Na ocasião, Maduro sublinhou que, na Venezuela, 78% dos estudantes do ensino universitário estudam num «sistema de Educação pública, gratuita e de qualidade, em universidades históricas financiadas com verbas públicas».

A educação é «a base estrutural, espiritual, cultural e moral de uma sociedade verdadeiramente democrática, capaz de garantir os direitos humanos a toda a sociedade», afirmou no Palácio de Miraflores, em Caracas. Por isso, sublinhou a necessidade de manter e aumentar o investimento público na educação.

Também estabeleceu uma comparação entre os governos da direita e da Revolução Bolivariana em matéria educativa, lembrando que, enquanto governou a direita, o investimento no sector não passou dos 3% e se manteve um processo de privatização do ensino, nos níveis secundário e universitário.

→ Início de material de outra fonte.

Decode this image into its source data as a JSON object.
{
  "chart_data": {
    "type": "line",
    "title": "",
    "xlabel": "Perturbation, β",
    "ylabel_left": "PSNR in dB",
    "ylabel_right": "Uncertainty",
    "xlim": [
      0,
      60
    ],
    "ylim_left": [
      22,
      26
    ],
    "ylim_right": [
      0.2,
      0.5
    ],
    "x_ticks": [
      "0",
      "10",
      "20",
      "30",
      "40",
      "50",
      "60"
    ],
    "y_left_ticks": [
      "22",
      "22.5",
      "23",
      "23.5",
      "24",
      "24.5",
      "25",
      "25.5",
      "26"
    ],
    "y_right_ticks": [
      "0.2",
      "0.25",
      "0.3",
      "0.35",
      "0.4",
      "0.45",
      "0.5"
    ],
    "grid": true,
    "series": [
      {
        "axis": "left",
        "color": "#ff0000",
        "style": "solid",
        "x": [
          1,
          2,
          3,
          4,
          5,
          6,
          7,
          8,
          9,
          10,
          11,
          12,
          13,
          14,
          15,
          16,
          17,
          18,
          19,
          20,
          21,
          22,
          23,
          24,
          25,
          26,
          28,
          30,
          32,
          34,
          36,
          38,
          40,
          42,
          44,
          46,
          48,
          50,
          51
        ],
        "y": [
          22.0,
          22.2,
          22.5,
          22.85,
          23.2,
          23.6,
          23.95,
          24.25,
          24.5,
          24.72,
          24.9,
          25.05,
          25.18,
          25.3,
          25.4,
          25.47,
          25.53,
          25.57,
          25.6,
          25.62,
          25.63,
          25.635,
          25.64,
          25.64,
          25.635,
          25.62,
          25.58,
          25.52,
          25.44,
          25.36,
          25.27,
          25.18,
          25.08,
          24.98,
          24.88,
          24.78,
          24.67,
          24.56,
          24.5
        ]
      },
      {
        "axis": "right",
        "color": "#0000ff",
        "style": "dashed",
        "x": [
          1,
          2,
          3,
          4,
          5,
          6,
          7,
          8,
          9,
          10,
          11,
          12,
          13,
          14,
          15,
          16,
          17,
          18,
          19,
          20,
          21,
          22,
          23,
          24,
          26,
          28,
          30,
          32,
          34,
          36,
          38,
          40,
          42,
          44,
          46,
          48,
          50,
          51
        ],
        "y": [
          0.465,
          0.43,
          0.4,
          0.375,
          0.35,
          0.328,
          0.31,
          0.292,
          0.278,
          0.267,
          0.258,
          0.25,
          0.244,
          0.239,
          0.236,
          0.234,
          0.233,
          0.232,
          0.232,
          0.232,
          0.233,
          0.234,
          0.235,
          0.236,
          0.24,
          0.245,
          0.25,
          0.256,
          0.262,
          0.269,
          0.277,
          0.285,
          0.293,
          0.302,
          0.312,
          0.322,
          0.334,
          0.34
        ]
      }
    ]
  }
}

Já a Revolução elevou o investimento no sector para mais de 7,5% do produto interno bruto (PIB). No que respeita a 2018, a verba destinada à educação «foi superior a 10% do orçamento nacional», disse.

Recorrendo à sua conta de Twitter, o presidente da República escreveu que o desafio, agora, é colocar toda esta preparação académica ao serviço do país. A este propósito, a VTV lembra que, em diversas ocasiões, o chefe de Estado venezuelano instou os estudantes universitários a participarem no desenvolvimento e no crescimento do país, para que a Venezuela «se torne uma grande potência».

Alimentação gratuita em mais de 18 mil escolas

Em declarações à imprensa, o ministro da Educação, Aristóbulo Istúriz, disse esta quinta-feira que 18 625 escolas públicas venezuelanas têm garantida a alimentação gratuita, por via do Programa de Alimentação Escolar que o executivo promove.

A este respeito, o ministro explicou que é intenção do governo fazer com que a iniciativa chegue a todos os locais de ensino públicos do país sul-americano, bem como incentivar a produção de alimentos através das hortas escolares – que são também algo «importante para o processo de formação do estudante», salientou, citado pela Prensa Latina.